Alphonse de Lamartine alors député du Nord, répond à Benjamin Morel,

et accepte de souscrire financièrement à la SH et d‘en devenir membre honoraire

 

 

La société est autorisée  par décrêt impérial le 16 mai 1834 elle a pour objet :

 

« Secourir les noyés et les naufragés dans le rayon le plus étendu que le permettaient les ressources de la société »

 

Les sociétaires donnent des cours de natation et assurent la protection des baigneurs des bains de mer. Ils recherchent et enseignent les nouvelles techniques de sauvetage pour les mettre en œuvre

 

Etaient membres de cette société toutes les personnes souscrivant pour une somme de 5 Francs au moins pendant trois ans.

Soutenue par la municipalité, la Chambre de commerce et le service du pilotage, cette nouvelle institution ouvre bientôt deux postes de secours : l’un à l’Est du port près de l’Estran et l’autre à l’Ouest, près du bassin de chasse.

 

Idéalement situé, le premier se voit confier l’unique canot de sauvetage alors disponible sur le littoral dunkerquois. Équipée de deux voiles bordant six avirons, cette embarcation de 9 mètres est également dotée de caissons à air d’insubmersibilité lui permettant de se redresser après un chavirage.

 

Conduite à la mer à l’aide d’un chariot, elle effectue sa première sortie le 29 novembre 1836. Commandée par le patron Caron, elle se porte au secours du voilier la « JEUNE MARIE CHARLOTTE » échoué à l’Est du port.
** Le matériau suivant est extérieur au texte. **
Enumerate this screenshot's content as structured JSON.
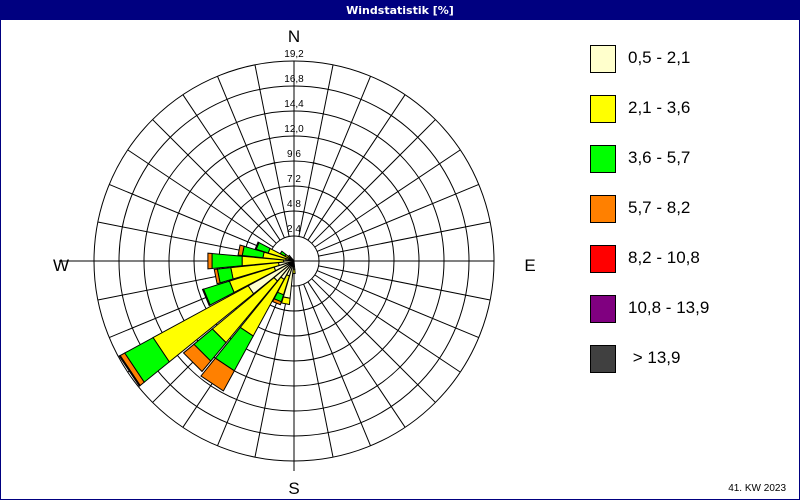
{
  "title": "Windstatistik [%]",
  "footer": "41. KW 2023",
  "chart_data": {
    "type": "windrose",
    "title": "Windstatistik [%]",
    "directions": {
      "north": "N",
      "east": "E",
      "south": "S",
      "west": "W"
    },
    "radial_ticks": [
      "2,4",
      "4,8",
      "7,2",
      "9,6",
      "12,0",
      "14,4",
      "16,8",
      "19,2"
    ],
    "radial_tick_values": [
      2.4,
      4.8,
      7.2,
      9.6,
      12.0,
      14.4,
      16.8,
      19.2
    ],
    "rmax": 19.2,
    "sector_count": 32,
    "classes": [
      {
        "label": "0,5 - 2,1",
        "color": "#FFFFCC"
      },
      {
        "label": "2,1 - 3,6",
        "color": "#FFFF00"
      },
      {
        "label": "3,6 - 5,7",
        "color": "#00FF00"
      },
      {
        "label": "5,7 - 8,2",
        "color": "#FF8000"
      },
      {
        "label": "8,2 - 10,8",
        "color": "#FF0000"
      },
      {
        "label": "10,8 - 13,9",
        "color": "#800080"
      },
      {
        "label": " > 13,9",
        "color": "#404040"
      }
    ],
    "sectors": [
      {
        "direction": 180,
        "values": [
          0.8,
          0.4,
          0,
          0,
          0,
          0,
          0
        ]
      },
      {
        "direction": 191.25,
        "values": [
          3.6,
          0.6,
          0,
          0,
          0,
          0,
          0
        ]
      },
      {
        "direction": 202.5,
        "values": [
          1.5,
          1.9,
          0.7,
          0.3,
          0,
          0,
          0
        ]
      },
      {
        "direction": 213.75,
        "values": [
          2.0,
          6.2,
          3.8,
          2.2,
          0,
          0,
          0
        ]
      },
      {
        "direction": 225,
        "values": [
          2.5,
          7.7,
          2.3,
          1.3,
          0,
          0,
          0
        ]
      },
      {
        "direction": 236.25,
        "values": [
          5.0,
          10.4,
          3.1,
          0.5,
          0.1,
          0,
          0
        ]
      },
      {
        "direction": 247.5,
        "values": [
          2.0,
          4.5,
          2.6,
          0.1,
          0,
          0,
          0
        ]
      },
      {
        "direction": 258.75,
        "values": [
          1.5,
          4.6,
          1.3,
          0.3,
          0,
          0,
          0
        ]
      },
      {
        "direction": 270,
        "values": [
          1.0,
          4.0,
          2.9,
          0.4,
          0,
          0,
          0
        ]
      },
      {
        "direction": 281.25,
        "values": [
          0.8,
          2.2,
          2.0,
          0.4,
          0,
          0,
          0
        ]
      },
      {
        "direction": 292.5,
        "values": [
          0.5,
          2.1,
          1.2,
          0.1,
          0,
          0,
          0
        ]
      },
      {
        "direction": 303.75,
        "values": [
          0.3,
          0.7,
          0.5,
          0,
          0,
          0,
          0
        ]
      },
      {
        "direction": 315,
        "values": [
          0.3,
          0.4,
          0,
          0,
          0,
          0,
          0
        ]
      }
    ]
  }
}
Bravant tous les dangers et n’écoutant que leur courage, les sauveteurs parviennent à récupérer 22 des 23 membres d’équipage. Un joli succès qui sera malheureusement endeuillé par la disparition d’un des sauveteurs.

 

7 mai 1835

Le maire de la ville demande au ministre de la marine et des colonies de mettre à disposition de la SH un des bateaux de sauvetage construit par le gouvernement à Cherbourg. La demande est acceptée

 

10 Mars  1842


Dans sa séance dernière, la Société humaine de Dunkerque a décerné à Jean-Baptiste-François Bense, de Calais, âgé de  douze ans, une médaille en argent de grand modèle, en récompense du bel acte de dévouement par lequel cet enfant s'est distingué le 18 avril 1841, en sauvant, dans le bassin de la Marine, un autre enfant de 8 ans, de cette ville. Le jeune Maes, jouant dans le canot d'un navire commandé par le capitaine Bense, tomba dans le bassin. Aussitôt le fils de ce capitaine, malgré la température encore froide, se précipita, tout habillé, plongea et ramena sur l'eau le petit malheureux qui se noyait. Bense nagea vers son embarcation, mais celle-ci était trop haute de bordée pour qu'il pût mettre la main sur le plat-bord sans laisser échapper sou précieux fardeau. Bientôt il sent ses  forces s'épuiser par l'inutilité de ses efforts, et sa position devenait tellement critique, que tout autre à sa place eût cherché à se sauver d'abord, en abandonnant celui qu'il peut à peine soutenir; mais Bense, doué d'une énergie au-dessus de son âge, veut sauver l'enfant ou périr ou avec lui. Réunissant ses forces et redoublant d'efforts, il nage d'un bras, tenant toujours de l'autre Maes évanoui, et cherche à gagner une prochaine échelle. Ce fut alors que l'on put leur venir en aide et sauver l'un et l'autre

 

1869

La Société Humaine de Dunkerque s'est adressée à la Société Centrale de Sauvetage des Naufragés et a réclamé son concours pour l'aider à organiser sur de nouvelles bases le service du sauvetage, qui jusqu'ici a laissé beaucoup à désirer. Il n'existe à Dunkerque qu'un bateau de sauvetage ancien, dépourvu des propriétés les plus essentielles et des moyens propres à assurer son fonctionnement. La première chose à faire sera de doter cette station d'un canot de sauvetage, le Comité se propose de donner cette affectation au canot primitivement destiné à L'Herbaudière. Le  Comité arrête que la demande d'annexion de la Société humaine de Dunkerque à la Société centrale de sauvetage est accueillie en principe, sous réserve de règlement ultérieur des conditions dans lesquelles cette annexion s'effectuera.

 

1870

La SCSN adresse un courrier à la Société Humaine dans laquelle elle accepte de l'intégrer au sein de son organisation. Un inspecteur envoyé sur place fait un état des lieux qui engagera des travaux qui seront financés par la SCSN (Maison  abri à l'Estran, rampe de lancement du canot...) 

 

30 novembre 1874

La station de Dunkerque a été annexée à la Société centrale en mettant à sa disposition son matériel et la somme de 14,000 francs, qu'elle avait en réserve. Son Comité a adhéré avec empressement au désir exprimé par Marc Dessurne président de la Société, et Plocq, ingénieur en chef des ponts et chaussées, son secrétaire..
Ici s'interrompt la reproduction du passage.